O Estado tal como conhecemos, gerado pela burguesia industrial na Revolução Francesa, está falido ao separar a vontade do povo manifesta no voto do poder hoje dominado pelo capital financeiro. Daí a necessidade de se debater qual Estado queremos, e os dilemas ambientais a se enfrentar, acrescentou o economista. A melhor proposta sobre esse tema, destacou Stédile, é o programa e a reflexão exposta pelo Papa Francisco na encíclica que defende a recuperação da natureza como um bem comum.
“Precisamos debater também temas correlatos, como a cultura que o capitalismo padronizou com enlatados. Aceitamos o jogo mercantilista da cultura, precisamos recuperá-la como uma ferramenta pedagógica. A esquerda a abandonou, a reduzimos a carro de som e discursos. Precisamos de formas mais lúdicas e prazerosas, e pensar nos valores dessa sociedade que queremos construir: não pelo individualismo e sim pela solidariedade, não pela desigualdade e sim pela igualdade. Chamamos a presidenta para entregarmos a ela nossas reflexões e dizer: volta, porém com outro programa para enfrentarmos os novos dilemas”, concluiu.
aleda guevaraDerivada do latim, a utopia significa o imaginário possível, explicou a cubana Aleda Guevara, filha do guerrilheiro revolucionário Che Guevara. Alcançar a felicidade se encontra na necessidade e na busca de um mundo melhor, mais solidário e justo, em sua opinião. Para ela, não foi possível promover transformações mais profundas nos últimos anos na América Latina porque os governos progressistas tomaram o poder, mas não mudaram as leis criadas pela burguesia. Comparando as utopias pregadas pelos socialistas e comunistas em relação ao modelo capitalista, ela defendeu que é preciso estudar o modelo inimigo para transformá-lo.
“Porque eles são donos dos grandes meios de comunicação, por isso temos ter claro o que querem e o que nós necessitamos. O governo dos EUA quer se unir com a maior ilha do Caribe, e está mudando métodos importantes reconhecendo erros tremendos com o povo cubano e dialogando com a revolução cubana. Mas precisamos de respeito, igualdade de condições e resolver esses três problemas (Guantánamo, bloqueio econômico e embaixada americana em Cuba sem reciprocidade) para ter uma relação normal. Então continuamos seguindo sonhando com essa utopia, porque não é possível acabar com a revolução cubana”, disse.

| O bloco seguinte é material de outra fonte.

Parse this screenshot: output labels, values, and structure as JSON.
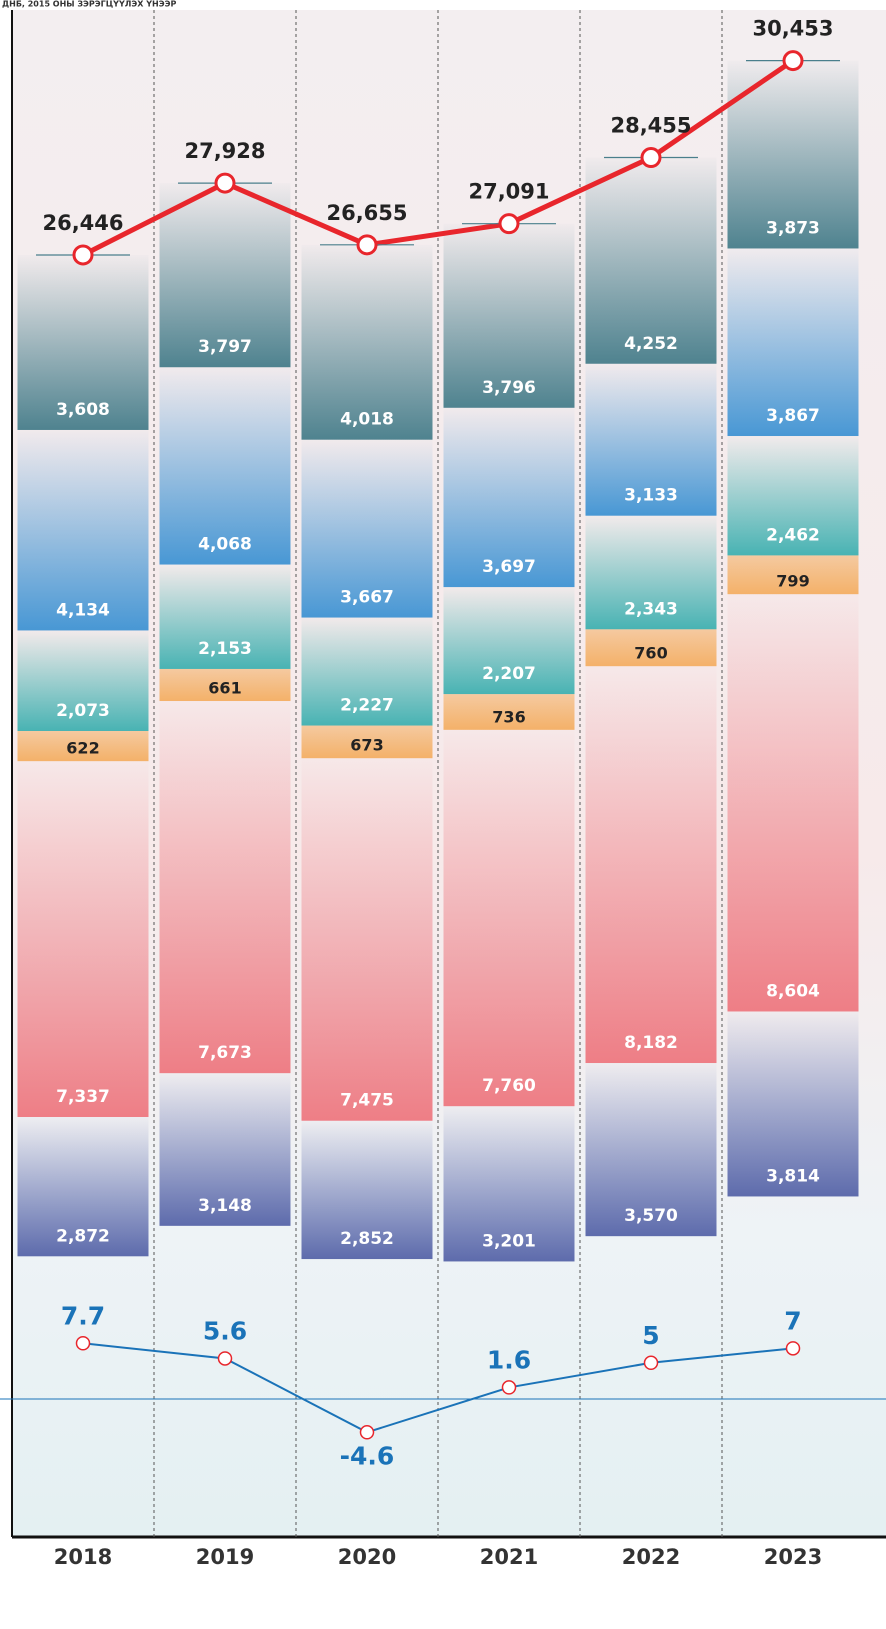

Demonstrando sua admiração ao MST, Aleida citou a capacidade de transformação do movimento e ressaltou a importância da reforma agrária tendo a terra como propriedade do povo. Nesse sentido, complementou, é preciso continuar sonhando e encontrando objetivos e necessidades comuns respeitando as diferenças dos indivíduos: a educação deve ser um direito e não um negócio, defendeu.
“O MST nos ensina que é possível mudar a realidade. Precisamos saber o que queremos fazer e como fazer, e é importante nossa unidade e coerência. Precisamos dar o exemplo do que queremos fazer. Para que serve toda uma esquerda, se não é reconhecida pelo povo? Aprendemos muito em Cuba nos últimos anos com o povo a respeitar a nossa pachamama e cultivar melhor. Precisamos observar como esses povos sobreviveram todos esses anos com sua cultura e forma de ser, aprender com a sua sabedoria ancestral”, afirmou.
O respeito à natureza e a defesa da Amazônia também foram algumas das preocupações da militante, ao observar que se trata do último pulmão do planeta e precisa ser preservada contra os interesses predatórios e capitalistas. “Precisamos produzir alimentos respeitando e cuidando da terra. O homem pode viver sem dinheiro, mas não pode sem oxigênio e estamos acabando com o último pulmão desse planeta. Precisamos também ser capazes de sentir a dor das gentes em qualquer rincão do mundo, e levantarmos nossas vozes e braços para defendê-las e organizá-las: sentir o poder que delas emana. O mundo melhor é possível, é imprescindível”, finalizou.